Trying to make amends

In Chigozie Obioma’s new novel, forgiveness is no light matter.

Chigozie Obioma’s novel is at its core a tale of star-crossed romance, of one man’s subjection to a spiral of injustices encountered in his fight for the woman he can’t live without. But the account of Chinon­so Solomon Olisa’s misfortunes is more than an ill-fated love story: it offers an exploration of natures both human and divine.

Chinonso’s tale is delivered by his chi—his attending spirit, simultaneously an invisible companion and an inherent part of himself. The chi has come before Chukwu, the creator, to explain and defend his host’s actions. The account begins by describing how Chinonso met Ndali, the woman who has inspired his endeavors. Only a long while after preventing Ndali, a stranger, from throwing herself from a bridge does Chinonso meet her again by chance. They come quickly to know and love each other. But Ndali’s wealthy family objects to her relationship with this uneducated poultry farmer and spares no means of humiliation in attempting to end it. Chinonso continues to try to prove his worthiness, allowing a childhood classmate to arrange for him to attend college in Cyprus. The criminal indignities he endures there, and later on his long quest to return to Ndali, bring to the story reflections on suffering, injustice, guilt, ven­geance, and the order of the cosmos.

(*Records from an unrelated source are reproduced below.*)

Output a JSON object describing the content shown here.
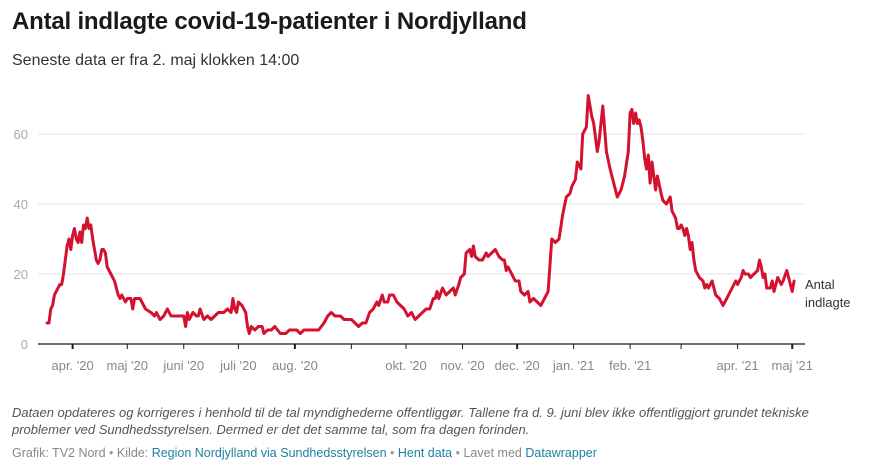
{
  "header": {
    "title": "Antal indlagte covid-19-patienter i Nordjylland",
    "subtitle": "Seneste data er fra 2. maj klokken 14:00"
  },
  "notes": "Dataen opdateres og korrigeres  i henhold til de tal myndighederne offentliggør. Tallene fra d. 9. juni blev ikke offentliggjort grundet tekniske problemer ved Sundhedsstyrelsen. Dermed er det det samme tal, som fra dagen forinden.",
  "footer": {
    "grafik_label": "Grafik: TV2 Nord",
    "kilde_label": "Kilde:",
    "source_link": "Region Nordjylland via Sundhedsstyrelsen",
    "data_link": "Hent data",
    "made_with_label": "Lavet med",
    "tool_link": "Datawrapper",
    "separator": "•"
  },
  "colors": {
    "line": "#d4112f",
    "grid": "#e3e3e3",
    "axis": "#1a1a1a",
    "link": "#1d81a2"
  },
  "chart_data": {
    "type": "line",
    "title": "Antal indlagte covid-19-patienter i Nordjylland",
    "xlabel": "",
    "ylabel": "",
    "ylim": [
      0,
      70
    ],
    "yticks": [
      0,
      20,
      40,
      60
    ],
    "grid": true,
    "xlim": [
      "2020-03-13",
      "2021-05-08"
    ],
    "xticks": [
      {
        "date": "2020-04-01",
        "label": "apr. '20"
      },
      {
        "date": "2020-05-01",
        "label": "maj '20"
      },
      {
        "date": "2020-06-01",
        "label": "juni '20"
      },
      {
        "date": "2020-07-01",
        "label": "juli '20"
      },
      {
        "date": "2020-08-01",
        "label": "aug. '20"
      },
      {
        "date": "2020-09-01",
        "label": ""
      },
      {
        "date": "2020-10-01",
        "label": "okt. '20"
      },
      {
        "date": "2020-11-01",
        "label": "nov. '20"
      },
      {
        "date": "2020-12-01",
        "label": "dec. '20"
      },
      {
        "date": "2021-01-01",
        "label": "jan. '21"
      },
      {
        "date": "2021-02-01",
        "label": "feb. '21"
      },
      {
        "date": "2021-03-01",
        "label": ""
      },
      {
        "date": "2021-04-01",
        "label": "apr. '21"
      },
      {
        "date": "2021-05-01",
        "label": "maj '21"
      }
    ],
    "series": [
      {
        "name": "Antal indlagte",
        "label_lines": [
          "Antal",
          "indlagte"
        ],
        "points": [
          [
            "2020-03-18",
            6
          ],
          [
            "2020-03-19",
            6
          ],
          [
            "2020-03-20",
            10
          ],
          [
            "2020-03-21",
            11
          ],
          [
            "2020-03-22",
            14
          ],
          [
            "2020-03-24",
            16
          ],
          [
            "2020-03-25",
            17
          ],
          [
            "2020-03-26",
            17
          ],
          [
            "2020-03-27",
            20
          ],
          [
            "2020-03-28",
            24
          ],
          [
            "2020-03-29",
            28
          ],
          [
            "2020-03-30",
            30
          ],
          [
            "2020-03-31",
            27
          ],
          [
            "2020-04-01",
            31
          ],
          [
            "2020-04-02",
            33
          ],
          [
            "2020-04-03",
            30
          ],
          [
            "2020-04-04",
            29
          ],
          [
            "2020-04-05",
            32
          ],
          [
            "2020-04-06",
            29
          ],
          [
            "2020-04-07",
            34
          ],
          [
            "2020-04-08",
            33
          ],
          [
            "2020-04-09",
            36
          ],
          [
            "2020-04-10",
            33
          ],
          [
            "2020-04-11",
            34
          ],
          [
            "2020-04-12",
            30
          ],
          [
            "2020-04-13",
            27
          ],
          [
            "2020-04-14",
            24
          ],
          [
            "2020-04-15",
            23
          ],
          [
            "2020-04-16",
            24
          ],
          [
            "2020-04-17",
            27
          ],
          [
            "2020-04-18",
            27
          ],
          [
            "2020-04-19",
            26
          ],
          [
            "2020-04-20",
            22
          ],
          [
            "2020-04-22",
            20
          ],
          [
            "2020-04-24",
            18
          ],
          [
            "2020-04-26",
            14
          ],
          [
            "2020-04-27",
            13
          ],
          [
            "2020-04-28",
            14
          ],
          [
            "2020-04-30",
            12
          ],
          [
            "2020-05-01",
            13
          ],
          [
            "2020-05-03",
            13
          ],
          [
            "2020-05-04",
            10
          ],
          [
            "2020-05-05",
            13
          ],
          [
            "2020-05-08",
            13
          ],
          [
            "2020-05-11",
            10
          ],
          [
            "2020-05-14",
            9
          ],
          [
            "2020-05-16",
            8
          ],
          [
            "2020-05-17",
            9
          ],
          [
            "2020-05-19",
            7
          ],
          [
            "2020-05-21",
            8
          ],
          [
            "2020-05-23",
            10
          ],
          [
            "2020-05-25",
            8
          ],
          [
            "2020-05-28",
            8
          ],
          [
            "2020-06-01",
            8
          ],
          [
            "2020-06-02",
            5
          ],
          [
            "2020-06-03",
            9
          ],
          [
            "2020-06-04",
            7
          ],
          [
            "2020-06-06",
            9
          ],
          [
            "2020-06-08",
            8
          ],
          [
            "2020-06-09",
            8
          ],
          [
            "2020-06-10",
            10
          ],
          [
            "2020-06-12",
            7
          ],
          [
            "2020-06-14",
            8
          ],
          [
            "2020-06-16",
            7
          ],
          [
            "2020-06-18",
            8
          ],
          [
            "2020-06-20",
            9
          ],
          [
            "2020-06-23",
            9
          ],
          [
            "2020-06-25",
            10
          ],
          [
            "2020-06-27",
            9
          ],
          [
            "2020-06-28",
            13
          ],
          [
            "2020-06-29",
            10
          ],
          [
            "2020-06-30",
            9
          ],
          [
            "2020-07-01",
            12
          ],
          [
            "2020-07-03",
            11
          ],
          [
            "2020-07-05",
            9
          ],
          [
            "2020-07-06",
            5
          ],
          [
            "2020-07-07",
            3
          ],
          [
            "2020-07-08",
            5
          ],
          [
            "2020-07-10",
            4
          ],
          [
            "2020-07-12",
            5
          ],
          [
            "2020-07-14",
            5
          ],
          [
            "2020-07-15",
            3
          ],
          [
            "2020-07-17",
            4
          ],
          [
            "2020-07-19",
            4
          ],
          [
            "2020-07-21",
            5
          ],
          [
            "2020-07-24",
            3
          ],
          [
            "2020-07-27",
            3
          ],
          [
            "2020-07-29",
            4
          ],
          [
            "2020-07-31",
            4
          ],
          [
            "2020-08-02",
            4
          ],
          [
            "2020-08-04",
            3
          ],
          [
            "2020-08-06",
            4
          ],
          [
            "2020-08-10",
            4
          ],
          [
            "2020-08-14",
            4
          ],
          [
            "2020-08-17",
            6
          ],
          [
            "2020-08-19",
            8
          ],
          [
            "2020-08-21",
            9
          ],
          [
            "2020-08-23",
            8
          ],
          [
            "2020-08-26",
            8
          ],
          [
            "2020-08-28",
            7
          ],
          [
            "2020-09-01",
            7
          ],
          [
            "2020-09-03",
            6
          ],
          [
            "2020-09-05",
            5
          ],
          [
            "2020-09-07",
            6
          ],
          [
            "2020-09-09",
            6
          ],
          [
            "2020-09-11",
            9
          ],
          [
            "2020-09-13",
            10
          ],
          [
            "2020-09-15",
            12
          ],
          [
            "2020-09-16",
            11
          ],
          [
            "2020-09-18",
            14
          ],
          [
            "2020-09-19",
            12
          ],
          [
            "2020-09-21",
            12
          ],
          [
            "2020-09-22",
            14
          ],
          [
            "2020-09-24",
            14
          ],
          [
            "2020-09-26",
            12
          ],
          [
            "2020-09-28",
            11
          ],
          [
            "2020-09-30",
            10
          ],
          [
            "2020-10-02",
            8
          ],
          [
            "2020-10-04",
            9
          ],
          [
            "2020-10-06",
            7
          ],
          [
            "2020-10-08",
            8
          ],
          [
            "2020-10-10",
            9
          ],
          [
            "2020-10-12",
            10
          ],
          [
            "2020-10-14",
            10
          ],
          [
            "2020-10-16",
            13
          ],
          [
            "2020-10-17",
            13
          ],
          [
            "2020-10-18",
            15
          ],
          [
            "2020-10-19",
            13
          ],
          [
            "2020-10-21",
            16
          ],
          [
            "2020-10-23",
            14
          ],
          [
            "2020-10-25",
            15
          ],
          [
            "2020-10-27",
            16
          ],
          [
            "2020-10-28",
            14
          ],
          [
            "2020-10-30",
            17
          ],
          [
            "2020-10-31",
            19
          ],
          [
            "2020-11-02",
            20
          ],
          [
            "2020-11-03",
            26
          ],
          [
            "2020-11-05",
            27
          ],
          [
            "2020-11-06",
            25
          ],
          [
            "2020-11-07",
            28
          ],
          [
            "2020-11-08",
            25
          ],
          [
            "2020-11-10",
            24
          ],
          [
            "2020-11-12",
            24
          ],
          [
            "2020-11-14",
            26
          ],
          [
            "2020-11-15",
            25
          ],
          [
            "2020-11-17",
            26
          ],
          [
            "2020-11-19",
            27
          ],
          [
            "2020-11-21",
            25
          ],
          [
            "2020-11-23",
            24
          ],
          [
            "2020-11-24",
            24
          ],
          [
            "2020-11-25",
            21
          ],
          [
            "2020-11-26",
            22
          ],
          [
            "2020-11-28",
            20
          ],
          [
            "2020-11-30",
            18
          ],
          [
            "2020-12-02",
            18
          ],
          [
            "2020-12-03",
            15
          ],
          [
            "2020-12-05",
            14
          ],
          [
            "2020-12-07",
            15
          ],
          [
            "2020-12-08",
            12
          ],
          [
            "2020-12-10",
            13
          ],
          [
            "2020-12-12",
            12
          ],
          [
            "2020-12-14",
            11
          ],
          [
            "2020-12-16",
            13
          ],
          [
            "2020-12-18",
            15
          ],
          [
            "2020-12-20",
            30
          ],
          [
            "2020-12-22",
            29
          ],
          [
            "2020-12-24",
            30
          ],
          [
            "2020-12-26",
            37
          ],
          [
            "2020-12-28",
            42
          ],
          [
            "2020-12-30",
            43
          ],
          [
            "2020-12-31",
            45
          ],
          [
            "2021-01-02",
            47
          ],
          [
            "2021-01-03",
            52
          ],
          [
            "2021-01-05",
            50
          ],
          [
            "2021-01-06",
            60
          ],
          [
            "2021-01-08",
            62
          ],
          [
            "2021-01-09",
            71
          ],
          [
            "2021-01-11",
            65
          ],
          [
            "2021-01-12",
            63
          ],
          [
            "2021-01-14",
            55
          ],
          [
            "2021-01-15",
            58
          ],
          [
            "2021-01-17",
            68
          ],
          [
            "2021-01-19",
            55
          ],
          [
            "2021-01-21",
            50
          ],
          [
            "2021-01-22",
            48
          ],
          [
            "2021-01-24",
            44
          ],
          [
            "2021-01-25",
            42
          ],
          [
            "2021-01-27",
            44
          ],
          [
            "2021-01-29",
            48
          ],
          [
            "2021-01-31",
            55
          ],
          [
            "2021-02-01",
            66
          ],
          [
            "2021-02-02",
            67
          ],
          [
            "2021-02-03",
            63
          ],
          [
            "2021-02-04",
            66
          ],
          [
            "2021-02-05",
            63
          ],
          [
            "2021-02-06",
            64
          ],
          [
            "2021-02-07",
            62
          ],
          [
            "2021-02-08",
            58
          ],
          [
            "2021-02-09",
            53
          ],
          [
            "2021-02-10",
            50
          ],
          [
            "2021-02-11",
            54
          ],
          [
            "2021-02-12",
            46
          ],
          [
            "2021-02-13",
            52
          ],
          [
            "2021-02-15",
            44
          ],
          [
            "2021-02-16",
            48
          ],
          [
            "2021-02-18",
            43
          ],
          [
            "2021-02-19",
            41
          ],
          [
            "2021-02-21",
            40
          ],
          [
            "2021-02-23",
            42
          ],
          [
            "2021-02-24",
            38
          ],
          [
            "2021-02-26",
            36
          ],
          [
            "2021-02-27",
            33
          ],
          [
            "2021-02-28",
            33
          ],
          [
            "2021-03-01",
            34
          ],
          [
            "2021-03-02",
            33
          ],
          [
            "2021-03-03",
            31
          ],
          [
            "2021-03-04",
            33
          ],
          [
            "2021-03-05",
            31
          ],
          [
            "2021-03-06",
            27
          ],
          [
            "2021-03-07",
            29
          ],
          [
            "2021-03-08",
            24
          ],
          [
            "2021-03-09",
            21
          ],
          [
            "2021-03-10",
            20
          ],
          [
            "2021-03-11",
            19
          ],
          [
            "2021-03-13",
            18
          ],
          [
            "2021-03-14",
            16
          ],
          [
            "2021-03-15",
            17
          ],
          [
            "2021-03-16",
            16
          ],
          [
            "2021-03-18",
            18
          ],
          [
            "2021-03-19",
            16
          ],
          [
            "2021-03-20",
            14
          ],
          [
            "2021-03-22",
            13
          ],
          [
            "2021-03-24",
            11
          ],
          [
            "2021-03-26",
            13
          ],
          [
            "2021-03-28",
            15
          ],
          [
            "2021-03-30",
            17
          ],
          [
            "2021-03-31",
            18
          ],
          [
            "2021-04-01",
            17
          ],
          [
            "2021-04-03",
            19
          ],
          [
            "2021-04-04",
            21
          ],
          [
            "2021-04-05",
            20
          ],
          [
            "2021-04-07",
            20
          ],
          [
            "2021-04-08",
            19
          ],
          [
            "2021-04-10",
            20
          ],
          [
            "2021-04-12",
            21
          ],
          [
            "2021-04-13",
            24
          ],
          [
            "2021-04-14",
            22
          ],
          [
            "2021-04-15",
            19
          ],
          [
            "2021-04-16",
            20
          ],
          [
            "2021-04-17",
            16
          ],
          [
            "2021-04-19",
            16
          ],
          [
            "2021-04-20",
            18
          ],
          [
            "2021-04-21",
            15
          ],
          [
            "2021-04-23",
            19
          ],
          [
            "2021-04-24",
            18
          ],
          [
            "2021-04-25",
            17
          ],
          [
            "2021-04-26",
            18
          ],
          [
            "2021-04-28",
            21
          ],
          [
            "2021-04-29",
            19
          ],
          [
            "2021-04-30",
            17
          ],
          [
            "2021-05-01",
            15
          ],
          [
            "2021-05-02",
            18
          ]
        ]
      }
    ]
  }
}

These reflections come courtesy of Chinonso’s chi, whose observations, de­livered in the court of the gods, often feel as if they come straight out of the simile and metaphor of wisdom literature or ancient mythology. “The peace that concrete hope brings,” he pronounces, “is the unseen hand that lifts a man off a cliff over a pit of fire and returns him to the road from which he has veered. It is the rope that pulls a drowning man out of the deep sea and hauls him onto the deck of a boat to the breath of fresh air.” The particularities of Chinonso’s case inspire the chi to reflect upon the nature of humans and the structure of the universe, knowledge that has been gleaned from centuries’ worth of lives lived along with his various hosts. It’s less the content of these speculations that’s intriguing than what they reveal about the chi: that he doesn’t necessarily possess any more knowledge, insight, or common sense than his host and that he’s had to learn what life is about in the process of living it. Neither omnipotent nor all-knowing, with only limited capabilities for suasion and action, even after all he has seen, Chinonso’s chi still encounters things that puzzle and astound him.